Черные сухари - [99]
И вдруг словно прорывает плотину: весь сход вскакивает на ноги и с подборами и переборами выражает свое отношение к кулачеству вообще и к данному оратору в частности: и что кулаки — живоглоты, мироеды и гады шипучие; и что кулаку только мошна люба; и что, слыша плач голодных, они гладят себе бороды и пьют чай с сахаром; и что миновало их время — быть теперь кулацкой шее в петле…
А вот сидят крестьяне-середняки. Середнякам, как известно, положено колебаться. Они и колеблются. Довольны одними мероприятиями Советской власти (теми, которые кто-то удачно прозвал: «На!»). Недовольны другими (которые получили прозвище: «Дай»).

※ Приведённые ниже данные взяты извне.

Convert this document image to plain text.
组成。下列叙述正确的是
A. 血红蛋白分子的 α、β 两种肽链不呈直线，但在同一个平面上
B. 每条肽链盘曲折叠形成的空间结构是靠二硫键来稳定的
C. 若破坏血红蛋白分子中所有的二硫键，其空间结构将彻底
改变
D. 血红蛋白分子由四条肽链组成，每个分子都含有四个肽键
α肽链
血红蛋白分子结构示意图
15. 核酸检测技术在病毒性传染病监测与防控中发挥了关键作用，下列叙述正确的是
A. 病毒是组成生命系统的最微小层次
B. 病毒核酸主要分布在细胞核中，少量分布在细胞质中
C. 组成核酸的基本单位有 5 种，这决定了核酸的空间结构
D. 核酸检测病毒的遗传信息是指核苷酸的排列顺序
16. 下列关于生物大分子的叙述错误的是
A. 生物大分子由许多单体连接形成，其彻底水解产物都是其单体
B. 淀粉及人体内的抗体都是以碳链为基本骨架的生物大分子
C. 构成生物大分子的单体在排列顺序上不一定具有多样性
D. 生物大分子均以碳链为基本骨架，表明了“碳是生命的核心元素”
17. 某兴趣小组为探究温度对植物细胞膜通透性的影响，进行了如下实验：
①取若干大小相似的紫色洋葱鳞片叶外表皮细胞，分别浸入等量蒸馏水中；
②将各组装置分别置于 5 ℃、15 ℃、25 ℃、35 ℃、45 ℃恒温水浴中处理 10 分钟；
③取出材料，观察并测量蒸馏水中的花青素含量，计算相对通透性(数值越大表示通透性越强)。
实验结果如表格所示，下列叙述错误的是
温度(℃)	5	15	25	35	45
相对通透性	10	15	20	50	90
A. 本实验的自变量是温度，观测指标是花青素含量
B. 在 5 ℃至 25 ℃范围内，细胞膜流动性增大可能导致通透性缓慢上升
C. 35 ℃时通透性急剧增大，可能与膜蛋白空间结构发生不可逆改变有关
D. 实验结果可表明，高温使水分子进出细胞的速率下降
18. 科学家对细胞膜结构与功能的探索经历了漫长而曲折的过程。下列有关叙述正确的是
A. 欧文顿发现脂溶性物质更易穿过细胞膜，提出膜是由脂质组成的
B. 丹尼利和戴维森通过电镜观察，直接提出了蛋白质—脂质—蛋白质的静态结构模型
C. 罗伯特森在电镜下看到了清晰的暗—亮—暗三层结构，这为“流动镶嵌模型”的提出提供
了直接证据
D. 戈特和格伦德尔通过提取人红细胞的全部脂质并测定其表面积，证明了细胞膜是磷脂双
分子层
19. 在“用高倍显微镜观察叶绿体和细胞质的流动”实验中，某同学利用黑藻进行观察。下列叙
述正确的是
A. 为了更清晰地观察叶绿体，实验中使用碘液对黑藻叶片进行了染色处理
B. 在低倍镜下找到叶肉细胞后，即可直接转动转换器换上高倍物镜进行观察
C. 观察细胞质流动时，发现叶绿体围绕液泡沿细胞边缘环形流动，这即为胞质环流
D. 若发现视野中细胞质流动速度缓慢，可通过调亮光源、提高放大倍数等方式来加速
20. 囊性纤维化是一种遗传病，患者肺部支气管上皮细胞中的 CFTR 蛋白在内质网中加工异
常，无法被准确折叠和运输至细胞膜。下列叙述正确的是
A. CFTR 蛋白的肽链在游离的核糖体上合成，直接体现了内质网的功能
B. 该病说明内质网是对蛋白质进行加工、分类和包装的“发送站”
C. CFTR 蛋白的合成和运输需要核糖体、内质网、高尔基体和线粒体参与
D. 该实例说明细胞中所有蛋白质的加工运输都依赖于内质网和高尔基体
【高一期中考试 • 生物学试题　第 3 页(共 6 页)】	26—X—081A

Они безусловно за Советскую власть («Что Советская власть? Подходящая для мужика власть. Советская власть у барина землю отняла да нам отдала»). Они одобряют и большевиков («Резонные люди большевики. Со смекалкой…»). Кулака ненавидят («Кулацкое мечтанье нам известно. Мечтанье это — вернуть ту палку, которая недавно по нашим спинам ходила…»). Но давать хлеб городу и деревенской бедноте не желают («Посеем, сколько нужно, чтобы душа не вывалилась из тела, а там — нам дела нет…»). И не хотят воевать («Наша волость не объявляла войны ни беднякам, ни богатым. Так нечего нас на войну и звать…»).
Они никак не хотят считать себя середняками и объявляют, что они и есть настоящая деревенская беднота. Сколько раз, придя в деревню, мы оказывались в трудном положении, когда нас обступали со всех сторон и закидывали вопросами: «Определи, середняк я или нет? У меня корова, лошадь и две овцы». — «А у меня две коровы, а лошади нет!» — «А в моем хозяйстве…»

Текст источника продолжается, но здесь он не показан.